Mr Gilpin had wanted to go to Fanny himself but Adelaide had persuaded him that he could be more help in looking after her brother. ‘I could have no peace of mind leaving him without Mrs Pride,’ she told him and so the old man was conveyed down to the vicarage, with which he pronounced himself well enough pleased. Mr Gilpin, meanwhile, contented himself with a letter.

My dear child,
How or why this strange business has arisen I can scarcely guess. Nor can I imagine that you could ever perform any act of malice or dishonesty. I am praying for you and ask you to remember – more than that, to know that you are in God’s hands. Trust Him, and know that the Truth shall make you free.

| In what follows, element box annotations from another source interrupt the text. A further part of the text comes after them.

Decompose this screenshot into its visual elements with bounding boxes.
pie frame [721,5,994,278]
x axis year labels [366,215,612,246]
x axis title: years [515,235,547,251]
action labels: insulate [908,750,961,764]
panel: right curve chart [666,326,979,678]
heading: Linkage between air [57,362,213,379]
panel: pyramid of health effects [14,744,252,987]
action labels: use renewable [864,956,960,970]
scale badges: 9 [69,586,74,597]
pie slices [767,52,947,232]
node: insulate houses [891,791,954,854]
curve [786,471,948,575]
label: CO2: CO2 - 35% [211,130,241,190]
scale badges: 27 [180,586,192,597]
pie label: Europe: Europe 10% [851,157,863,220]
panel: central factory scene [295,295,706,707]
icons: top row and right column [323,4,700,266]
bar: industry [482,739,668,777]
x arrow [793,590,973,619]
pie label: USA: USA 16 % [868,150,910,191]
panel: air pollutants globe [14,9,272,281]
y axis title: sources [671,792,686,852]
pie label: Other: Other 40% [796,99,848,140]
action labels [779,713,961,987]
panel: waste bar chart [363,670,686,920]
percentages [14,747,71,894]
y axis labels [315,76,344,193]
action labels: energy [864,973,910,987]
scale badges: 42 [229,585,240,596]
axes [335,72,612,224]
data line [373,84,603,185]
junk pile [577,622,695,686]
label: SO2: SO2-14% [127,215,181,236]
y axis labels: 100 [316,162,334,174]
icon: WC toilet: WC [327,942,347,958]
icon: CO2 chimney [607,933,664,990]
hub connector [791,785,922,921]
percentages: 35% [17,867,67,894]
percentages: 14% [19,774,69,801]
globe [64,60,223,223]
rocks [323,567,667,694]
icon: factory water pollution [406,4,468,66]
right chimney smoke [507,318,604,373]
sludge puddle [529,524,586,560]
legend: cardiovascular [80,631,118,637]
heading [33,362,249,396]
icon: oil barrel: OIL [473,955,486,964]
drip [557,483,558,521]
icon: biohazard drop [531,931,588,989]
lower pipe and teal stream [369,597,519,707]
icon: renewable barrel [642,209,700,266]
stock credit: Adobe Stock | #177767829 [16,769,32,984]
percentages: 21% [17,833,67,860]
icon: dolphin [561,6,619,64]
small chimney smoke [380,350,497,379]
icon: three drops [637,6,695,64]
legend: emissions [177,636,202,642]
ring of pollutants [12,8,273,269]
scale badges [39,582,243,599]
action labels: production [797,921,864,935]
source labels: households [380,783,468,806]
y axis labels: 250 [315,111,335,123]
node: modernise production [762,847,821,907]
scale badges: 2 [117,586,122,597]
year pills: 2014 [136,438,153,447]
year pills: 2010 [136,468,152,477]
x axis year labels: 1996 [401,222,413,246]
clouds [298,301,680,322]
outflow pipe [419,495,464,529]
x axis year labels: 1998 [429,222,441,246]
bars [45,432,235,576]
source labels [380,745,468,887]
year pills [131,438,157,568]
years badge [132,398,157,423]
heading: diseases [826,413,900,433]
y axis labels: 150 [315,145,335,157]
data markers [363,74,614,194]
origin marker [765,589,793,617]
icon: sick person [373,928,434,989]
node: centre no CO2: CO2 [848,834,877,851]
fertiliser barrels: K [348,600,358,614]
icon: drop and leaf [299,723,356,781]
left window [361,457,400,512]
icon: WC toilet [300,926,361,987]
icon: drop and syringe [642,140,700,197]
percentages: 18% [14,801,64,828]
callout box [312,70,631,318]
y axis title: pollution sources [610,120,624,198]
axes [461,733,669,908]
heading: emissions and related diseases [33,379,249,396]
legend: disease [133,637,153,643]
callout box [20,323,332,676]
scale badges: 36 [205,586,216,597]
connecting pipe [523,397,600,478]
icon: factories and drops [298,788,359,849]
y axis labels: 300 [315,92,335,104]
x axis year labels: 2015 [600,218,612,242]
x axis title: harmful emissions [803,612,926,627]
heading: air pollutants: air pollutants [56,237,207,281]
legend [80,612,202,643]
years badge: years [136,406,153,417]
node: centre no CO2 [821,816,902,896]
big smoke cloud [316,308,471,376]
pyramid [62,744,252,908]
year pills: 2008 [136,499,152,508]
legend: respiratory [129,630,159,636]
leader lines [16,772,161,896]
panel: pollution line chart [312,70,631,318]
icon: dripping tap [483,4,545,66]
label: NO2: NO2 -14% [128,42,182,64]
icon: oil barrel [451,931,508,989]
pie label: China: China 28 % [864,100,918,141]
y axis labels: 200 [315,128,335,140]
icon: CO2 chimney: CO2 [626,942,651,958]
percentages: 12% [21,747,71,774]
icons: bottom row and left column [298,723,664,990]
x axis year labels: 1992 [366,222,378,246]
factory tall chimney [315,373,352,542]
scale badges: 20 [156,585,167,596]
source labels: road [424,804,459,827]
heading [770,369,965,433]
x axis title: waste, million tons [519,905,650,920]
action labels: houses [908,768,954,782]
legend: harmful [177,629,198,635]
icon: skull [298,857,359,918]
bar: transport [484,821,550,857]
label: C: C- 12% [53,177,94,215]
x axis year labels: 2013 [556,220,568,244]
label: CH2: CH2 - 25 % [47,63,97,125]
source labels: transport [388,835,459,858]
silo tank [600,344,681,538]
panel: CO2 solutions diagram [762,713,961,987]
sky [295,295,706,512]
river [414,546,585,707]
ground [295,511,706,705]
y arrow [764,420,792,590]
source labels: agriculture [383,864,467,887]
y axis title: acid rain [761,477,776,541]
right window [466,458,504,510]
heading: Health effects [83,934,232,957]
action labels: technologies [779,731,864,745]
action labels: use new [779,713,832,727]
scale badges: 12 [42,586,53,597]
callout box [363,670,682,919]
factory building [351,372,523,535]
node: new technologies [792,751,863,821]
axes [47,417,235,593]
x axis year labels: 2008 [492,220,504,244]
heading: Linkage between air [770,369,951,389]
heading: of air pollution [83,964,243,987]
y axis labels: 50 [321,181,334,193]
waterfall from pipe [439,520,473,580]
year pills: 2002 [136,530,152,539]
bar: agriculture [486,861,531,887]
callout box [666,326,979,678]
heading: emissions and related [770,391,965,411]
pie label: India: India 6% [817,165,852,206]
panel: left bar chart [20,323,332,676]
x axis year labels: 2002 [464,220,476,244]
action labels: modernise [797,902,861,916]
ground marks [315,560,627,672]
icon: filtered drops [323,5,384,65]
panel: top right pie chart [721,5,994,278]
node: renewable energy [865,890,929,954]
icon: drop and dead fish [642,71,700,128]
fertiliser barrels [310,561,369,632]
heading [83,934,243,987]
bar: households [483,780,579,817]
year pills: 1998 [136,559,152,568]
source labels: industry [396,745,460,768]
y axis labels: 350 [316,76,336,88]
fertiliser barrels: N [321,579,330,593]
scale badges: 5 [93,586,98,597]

To Adelaide he said only: ‘Get a good lawyer.’

So the intrepid old lady and Mrs Pride set off together to make the seventy-mile journey to Bath. On the turnpike roads, with changes of horses, they could arrive there upon the second day.

It was a source of fury to Mrs Grockleton that Fanny should be held in prison at all, but all that good lady’s efforts had been in vain. For some reason – perhaps it was something he had eaten, or merely the fact that the trial judge was to arrive shortly – the magistrate had ordered that Fanny was to be held in the city gaol. Not even Mrs Grockleton’s threat to have the Customs men inspect his house had moved him.

Insofar as was possible, the small prison where she was held had been made comfortable for her. She had her own cell, food, everything she could need. She was treated with politeness as those set to guard her had no wish to displease the generous and slightly frightening Mrs Grockleton, who was constantly visiting. Mr Grockleton, meanwhile, had already secured the services of Bath’s leading law firm to defend her and the head of the firm himself had been to see Fanny three times.

Surely, therefore, it should not be long before this regrettable matter was cleared up and Fanny set at liberty. It should be so. Yet, on each of the three occasions, the distinguished legal gentleman had come away shaking his head. ‘I cannot obtain a statement from her,’ he confessed.

So that finally Mr Grockleton was moved to suggest to his wife what had been in his mind for some time. ‘Supposing she did it,’ he said.

The outrage with which this was received did that stout lady credit. ‘If you ever say such a thing again, Mr Grockleton, I shall box your ears.’

So Mr Grockleton said no more. But he wondered, all the same.

The shop was not a large emporium, but a busy one: buttons and bows, ribbons, every kind of fine lace. You might find ladies, dressmakers, all sorts of people in there, buying the small oddments without which, in Bath, life would be almost meaningless.

It had been a slow, dull day and the afternoon was already losing light, as though someone were drawing down the blinds, when Fanny Albion had started to move towards the door. She had been in the shop for some time, drifting listlessly round the tables, inspecting pieces of silk and other fashionable fripperies. She had no real desire to buy anything and had only come in there because she lacked the energy, or the will, to walk up the hill towards her lodgings. Her mind had been full of melancholy reflections. During her wanderings the bag on her arm had come open. After spending about twenty minutes in this way, she had lingered, in an abstracted way, for several minutes by a round table on which were displayed a large number of pieces of fine lace, some of which she had picked up. Then, calmly closing her handbag, she had moved towards the door.